Mooney weighs in on Elon Musk's latest investment, tunneling

Elon Musk is known for being an innovator. Having made an impact on numerous industries through the use of innovative technologies, Musk has now turned his sights toward tunneling, with the ultimate goal of making the tunnel-building process faster. Civil and Environmental Engineering Professor and Director of the Underground Construction and Tunneling center Mike Mooney weighs in on Musk’s ambitious goals.
From the story:
Musk wants to speed up an excruciatingly slow process to tunneling’s equivalent of the speed of light—about a mile a week. That may sound underwhelming; even a garden snail can cover a mile in less than two days. But a reasonable day for the quaintly-named “tunnel boring machines,” the massive worm-like cylinders known as TBM’s that chew their way through rock and dirt, would be 50 feet. 
To a tunneling profession used to the anonymity of the “out of sight, out of mind nature of the underground … bringing in a proven innovator to something as complex as underground construction is a good thing,” says Mike Mooney, whose actual title is the Grewcock Chair Professor in Tunneling at the Colorado School of Mines.

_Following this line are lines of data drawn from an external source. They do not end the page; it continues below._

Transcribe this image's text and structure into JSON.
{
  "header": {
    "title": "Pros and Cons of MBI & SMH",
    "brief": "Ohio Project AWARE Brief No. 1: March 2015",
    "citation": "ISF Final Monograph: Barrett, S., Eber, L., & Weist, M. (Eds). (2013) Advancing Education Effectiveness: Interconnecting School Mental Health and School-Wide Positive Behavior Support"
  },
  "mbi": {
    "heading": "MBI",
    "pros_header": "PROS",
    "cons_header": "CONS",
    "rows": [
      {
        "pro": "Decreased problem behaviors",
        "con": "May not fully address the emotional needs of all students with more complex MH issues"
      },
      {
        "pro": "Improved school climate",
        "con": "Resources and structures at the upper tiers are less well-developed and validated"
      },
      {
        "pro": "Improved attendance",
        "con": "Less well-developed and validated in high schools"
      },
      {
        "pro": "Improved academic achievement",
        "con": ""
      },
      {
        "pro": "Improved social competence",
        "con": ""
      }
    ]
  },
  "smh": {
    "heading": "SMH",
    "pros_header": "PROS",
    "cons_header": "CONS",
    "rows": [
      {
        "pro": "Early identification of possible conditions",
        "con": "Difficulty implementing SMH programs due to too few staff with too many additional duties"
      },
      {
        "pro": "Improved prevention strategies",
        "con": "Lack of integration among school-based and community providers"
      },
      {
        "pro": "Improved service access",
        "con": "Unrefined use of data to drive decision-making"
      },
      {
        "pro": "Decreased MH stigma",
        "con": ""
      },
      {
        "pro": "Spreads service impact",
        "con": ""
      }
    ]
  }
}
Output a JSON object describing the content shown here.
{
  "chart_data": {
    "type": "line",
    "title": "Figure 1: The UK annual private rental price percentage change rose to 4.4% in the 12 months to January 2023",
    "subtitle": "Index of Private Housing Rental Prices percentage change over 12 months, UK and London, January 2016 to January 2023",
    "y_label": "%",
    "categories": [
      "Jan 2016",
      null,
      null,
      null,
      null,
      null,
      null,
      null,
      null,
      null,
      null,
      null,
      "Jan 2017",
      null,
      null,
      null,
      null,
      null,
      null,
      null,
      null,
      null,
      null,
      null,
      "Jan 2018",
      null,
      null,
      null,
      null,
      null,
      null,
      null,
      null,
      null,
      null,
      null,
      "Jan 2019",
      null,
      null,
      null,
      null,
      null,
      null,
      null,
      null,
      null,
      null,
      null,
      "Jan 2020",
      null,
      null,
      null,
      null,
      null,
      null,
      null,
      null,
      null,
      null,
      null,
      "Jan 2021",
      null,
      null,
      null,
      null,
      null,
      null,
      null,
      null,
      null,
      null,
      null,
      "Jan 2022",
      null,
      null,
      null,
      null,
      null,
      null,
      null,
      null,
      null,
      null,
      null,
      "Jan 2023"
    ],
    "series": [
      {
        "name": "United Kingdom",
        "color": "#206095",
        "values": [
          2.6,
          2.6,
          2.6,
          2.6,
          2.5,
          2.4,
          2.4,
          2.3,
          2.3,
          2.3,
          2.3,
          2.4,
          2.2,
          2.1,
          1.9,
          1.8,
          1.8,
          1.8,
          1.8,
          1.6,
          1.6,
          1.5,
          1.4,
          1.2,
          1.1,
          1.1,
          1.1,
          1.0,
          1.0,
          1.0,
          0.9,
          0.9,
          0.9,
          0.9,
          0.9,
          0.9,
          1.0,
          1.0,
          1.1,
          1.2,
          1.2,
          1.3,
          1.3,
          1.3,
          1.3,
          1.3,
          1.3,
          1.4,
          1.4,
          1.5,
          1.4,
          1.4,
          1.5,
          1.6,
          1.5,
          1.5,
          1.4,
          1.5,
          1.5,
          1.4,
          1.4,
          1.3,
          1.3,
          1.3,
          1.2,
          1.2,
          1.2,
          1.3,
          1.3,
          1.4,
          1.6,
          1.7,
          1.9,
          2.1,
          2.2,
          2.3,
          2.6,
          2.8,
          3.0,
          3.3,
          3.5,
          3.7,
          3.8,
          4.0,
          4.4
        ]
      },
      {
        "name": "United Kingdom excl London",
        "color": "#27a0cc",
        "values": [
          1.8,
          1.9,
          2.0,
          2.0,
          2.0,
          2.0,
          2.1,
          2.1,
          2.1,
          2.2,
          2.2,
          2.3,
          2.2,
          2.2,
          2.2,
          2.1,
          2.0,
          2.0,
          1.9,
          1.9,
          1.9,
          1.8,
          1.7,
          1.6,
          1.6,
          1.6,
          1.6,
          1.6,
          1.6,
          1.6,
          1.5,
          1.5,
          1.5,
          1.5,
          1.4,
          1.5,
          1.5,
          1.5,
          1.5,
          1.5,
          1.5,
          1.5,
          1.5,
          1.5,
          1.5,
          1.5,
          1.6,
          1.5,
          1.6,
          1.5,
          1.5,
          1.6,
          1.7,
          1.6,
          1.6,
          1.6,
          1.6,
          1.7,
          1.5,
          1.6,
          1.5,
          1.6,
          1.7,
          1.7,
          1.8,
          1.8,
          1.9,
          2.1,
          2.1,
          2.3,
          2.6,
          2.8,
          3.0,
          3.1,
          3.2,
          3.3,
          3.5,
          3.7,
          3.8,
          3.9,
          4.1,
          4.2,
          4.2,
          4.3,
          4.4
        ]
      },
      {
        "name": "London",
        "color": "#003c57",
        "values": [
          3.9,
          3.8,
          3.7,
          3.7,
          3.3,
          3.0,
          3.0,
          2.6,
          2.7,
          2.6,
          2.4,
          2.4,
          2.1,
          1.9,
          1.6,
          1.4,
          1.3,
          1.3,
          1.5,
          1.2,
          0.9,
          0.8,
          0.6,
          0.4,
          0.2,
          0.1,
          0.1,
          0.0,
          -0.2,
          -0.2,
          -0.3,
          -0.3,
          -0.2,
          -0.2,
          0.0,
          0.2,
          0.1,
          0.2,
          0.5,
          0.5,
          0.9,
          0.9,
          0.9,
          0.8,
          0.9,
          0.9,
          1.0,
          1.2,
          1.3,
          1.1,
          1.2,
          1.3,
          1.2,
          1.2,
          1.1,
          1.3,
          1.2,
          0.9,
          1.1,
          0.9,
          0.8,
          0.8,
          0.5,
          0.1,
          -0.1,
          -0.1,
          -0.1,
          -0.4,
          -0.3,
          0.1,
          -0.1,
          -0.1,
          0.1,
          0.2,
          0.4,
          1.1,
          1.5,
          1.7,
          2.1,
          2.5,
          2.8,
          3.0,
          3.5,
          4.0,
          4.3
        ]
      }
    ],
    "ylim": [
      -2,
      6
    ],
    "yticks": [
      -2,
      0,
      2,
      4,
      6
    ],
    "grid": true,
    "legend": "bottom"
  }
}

There are two ways for Musk to achieve his five-to-tenfold increase in the tunneling advance rate. He could come up with an entirely new technology. TBM’s, for example, says Mooney, the Colorado School of Mines tunneling professor, were themselves at least a tenfold improvement over earlier tunneling techniques, usually pick and shovel … Or Musk could simply build a better TBM, continuing the myriad, small improvements TBM designers have been making over the past few decades.
Overall, Mooney seems confident that Musk’s involvement could certainly have an impact on the industry.